After revealing those 25, there's no cause for anyone else to ever be embarrassed again.
People tend to have Dylan moments. You walk around for part of your life wondering what all the fuss is about, then one day it hits you and you're like, "Whoa." The voice gets in the way, I think, but then again his voice(s) are now one of my favorites aspects of him. A magical guy.
And the Village People simply kicked ass when I was a kid. To me, it was obvious how cool they were. That part of Hote was pulled right from me.
Purely out of interest, why does River Otis trump any other Dead Hot release? It's the one that I reach for the least (not by that much, mainly because the variety on the other releases), so it always interests me when people rate it higher than other records.
Funnily enough, my top 3 'must have albums' consist of one on your list, one not on your list but by a band you know very intimately, and another one by a band one your list - all of which has remained a constant top 3 over the last 13 odd years.
Hey, Mark! Great question.
As I made my list, I found myself most interested in the first record that blew me away by a band. Even though my first Dead Hot record was a self-titled cassette, River Otis trumped that earliest effort for production quality, performance, songwriting...
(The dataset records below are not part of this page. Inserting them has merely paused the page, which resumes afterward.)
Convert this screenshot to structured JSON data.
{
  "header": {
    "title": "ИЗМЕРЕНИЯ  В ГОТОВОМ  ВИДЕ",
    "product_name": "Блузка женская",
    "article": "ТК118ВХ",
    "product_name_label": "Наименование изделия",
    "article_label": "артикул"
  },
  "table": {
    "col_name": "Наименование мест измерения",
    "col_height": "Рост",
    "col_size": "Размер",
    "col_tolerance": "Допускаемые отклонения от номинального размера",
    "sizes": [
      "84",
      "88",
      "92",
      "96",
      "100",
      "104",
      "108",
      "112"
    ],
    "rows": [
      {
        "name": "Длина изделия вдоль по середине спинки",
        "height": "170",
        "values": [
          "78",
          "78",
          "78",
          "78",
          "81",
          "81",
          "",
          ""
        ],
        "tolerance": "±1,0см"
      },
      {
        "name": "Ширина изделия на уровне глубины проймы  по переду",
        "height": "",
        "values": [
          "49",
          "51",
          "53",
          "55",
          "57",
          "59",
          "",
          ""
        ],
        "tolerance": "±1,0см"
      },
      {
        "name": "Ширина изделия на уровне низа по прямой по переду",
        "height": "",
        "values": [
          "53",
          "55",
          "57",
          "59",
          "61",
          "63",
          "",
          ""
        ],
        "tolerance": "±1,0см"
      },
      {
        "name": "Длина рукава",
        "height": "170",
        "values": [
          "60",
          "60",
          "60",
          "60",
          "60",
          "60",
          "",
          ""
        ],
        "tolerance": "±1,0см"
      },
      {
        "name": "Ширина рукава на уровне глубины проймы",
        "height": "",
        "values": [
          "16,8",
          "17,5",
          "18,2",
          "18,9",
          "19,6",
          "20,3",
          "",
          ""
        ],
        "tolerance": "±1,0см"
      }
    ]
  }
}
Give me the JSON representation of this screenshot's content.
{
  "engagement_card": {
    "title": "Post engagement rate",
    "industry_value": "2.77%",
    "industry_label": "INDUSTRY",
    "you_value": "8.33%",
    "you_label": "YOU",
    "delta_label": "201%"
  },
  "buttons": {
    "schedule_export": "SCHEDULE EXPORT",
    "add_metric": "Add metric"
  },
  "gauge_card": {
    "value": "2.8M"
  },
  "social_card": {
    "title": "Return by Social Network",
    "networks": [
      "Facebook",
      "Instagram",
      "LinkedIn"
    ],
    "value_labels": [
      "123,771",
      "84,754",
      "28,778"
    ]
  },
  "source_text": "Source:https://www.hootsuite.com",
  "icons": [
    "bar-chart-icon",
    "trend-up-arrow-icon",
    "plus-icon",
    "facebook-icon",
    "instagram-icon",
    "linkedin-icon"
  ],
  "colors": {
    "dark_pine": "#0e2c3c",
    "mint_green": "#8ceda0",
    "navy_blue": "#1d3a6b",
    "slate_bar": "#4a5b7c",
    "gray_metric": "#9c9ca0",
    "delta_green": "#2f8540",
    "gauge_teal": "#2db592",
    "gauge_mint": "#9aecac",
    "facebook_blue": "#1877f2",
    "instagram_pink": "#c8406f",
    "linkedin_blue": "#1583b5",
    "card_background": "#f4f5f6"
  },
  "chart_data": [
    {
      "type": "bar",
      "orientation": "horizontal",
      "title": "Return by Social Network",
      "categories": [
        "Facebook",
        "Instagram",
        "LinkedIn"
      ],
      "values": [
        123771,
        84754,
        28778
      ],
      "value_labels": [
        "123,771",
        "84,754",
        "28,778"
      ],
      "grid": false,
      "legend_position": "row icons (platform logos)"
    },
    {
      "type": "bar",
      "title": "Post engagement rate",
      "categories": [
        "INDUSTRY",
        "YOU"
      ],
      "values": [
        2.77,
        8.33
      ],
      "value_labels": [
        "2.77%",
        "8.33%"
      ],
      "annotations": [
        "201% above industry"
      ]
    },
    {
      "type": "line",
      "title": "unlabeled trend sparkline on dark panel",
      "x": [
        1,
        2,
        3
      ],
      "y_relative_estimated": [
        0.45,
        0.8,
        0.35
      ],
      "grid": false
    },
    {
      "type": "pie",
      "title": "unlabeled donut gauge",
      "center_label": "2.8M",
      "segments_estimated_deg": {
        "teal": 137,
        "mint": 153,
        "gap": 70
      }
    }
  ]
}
On a deeper level, the album resonates with the conflict between the joy of being involved in the Tempe scene and the pain of knowing it was going away, people passing on, etc. I hear all of that in every word Brent sings.
Then it ends with a great rocker with its own forboding undercurrent.
Just my take.
Art
Here I was thinking it was just Hote's opinion. lol
I was wondering where that came from.